Pembangunan klaster hunian juga menerapkan kaidah hijau. Salah satunya Caelus di kawasan Greenwhich Park (47 ha). Caelus adalah klaster ke-7 di kawasan tersebut. Enam klaster sebelumnya sudah selesai dibangun. Yaitu, Mayfield, Sheffield, Whitsand, Luxmore, Hylands, dan Whelford. Rancangannya menyerupai hunian resor. Perancangnya arsitek Denny Gondo mengalokasikan ruang terbuka cukup luas. Jadi, lingkungan hijaunya banyak. Seluruh klaster di Greenwhich Park terkoneksi langsung dengan greenery area melalui connectivity path sepanjang 6 km. Selain itu di kawasan terdapat holiday resort (1,6 ha) yang terbagi dalam tiga tema lagoon pool, club house untuk anak (Phi-Phi Club House), club house remaja (Bora-Bora), dan club house dewasa (Barbuda).

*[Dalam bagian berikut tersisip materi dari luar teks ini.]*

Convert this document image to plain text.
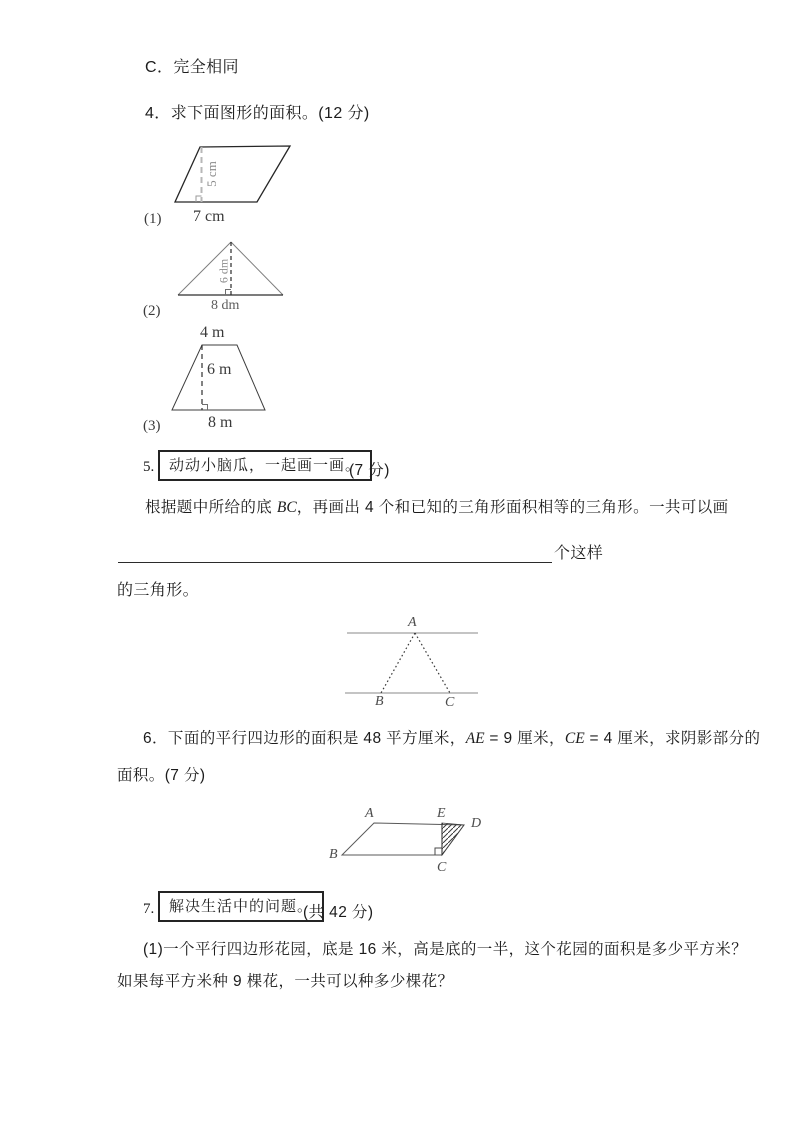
C．完全相同
4．求下面图形的面积。(12 分)
5 cm
7 cm
(1)
6 dm
8 dm
(2)
4 m
6 m
8 m
(3)
5. 动动小脑瓜，一起画一画。
(7 分)
根据题中所给的底 BC，再画出 4 个和已知的三角形面积相等的三角形。一共可以画
个这样
的三角形。
A
B	C
6．下面的平行四边形的面积是 48 平方厘米，AE = 9 厘米，CE = 4 厘米，求阴影部分的
面积。(7 分)
A	E
D
B
C
7. 解决生活中的问题。
(共 42 分)
(1)一个平行四边形花园，底是 16 米，高是底的一半，这个花园的面积是多少平方米？
如果每平方米种 9 棵花，一共可以种多少棵花？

Klaster ini mencakup 218 rumah tipe 146/112, 177/144, 248/180 seharga Rp3-5 miliaran. Setiap rumah dilengkapi piranti smart home dan solarhart water heater. Penerangan, AC, TV, dan CCTV dapat dikontrol dari jarak jauh melalui aplikasi di smart phone. Desain bangunan rumahnya tropical contemporer dengan atap tinggi curam. Selaras dengan nama Caelus yang berarti langit (sky). Selain fasad yang menarik, Denny menambahkan loteng (attic room) dan balkon di atas dek carport (sky balcony) sebagai ciri khas rumah split level itu. Sky balcony itu bisa dimanfaatkan untuk ruang sosialisasi di area terbuka dengan view taman dan pepohonan di sekelilingnya.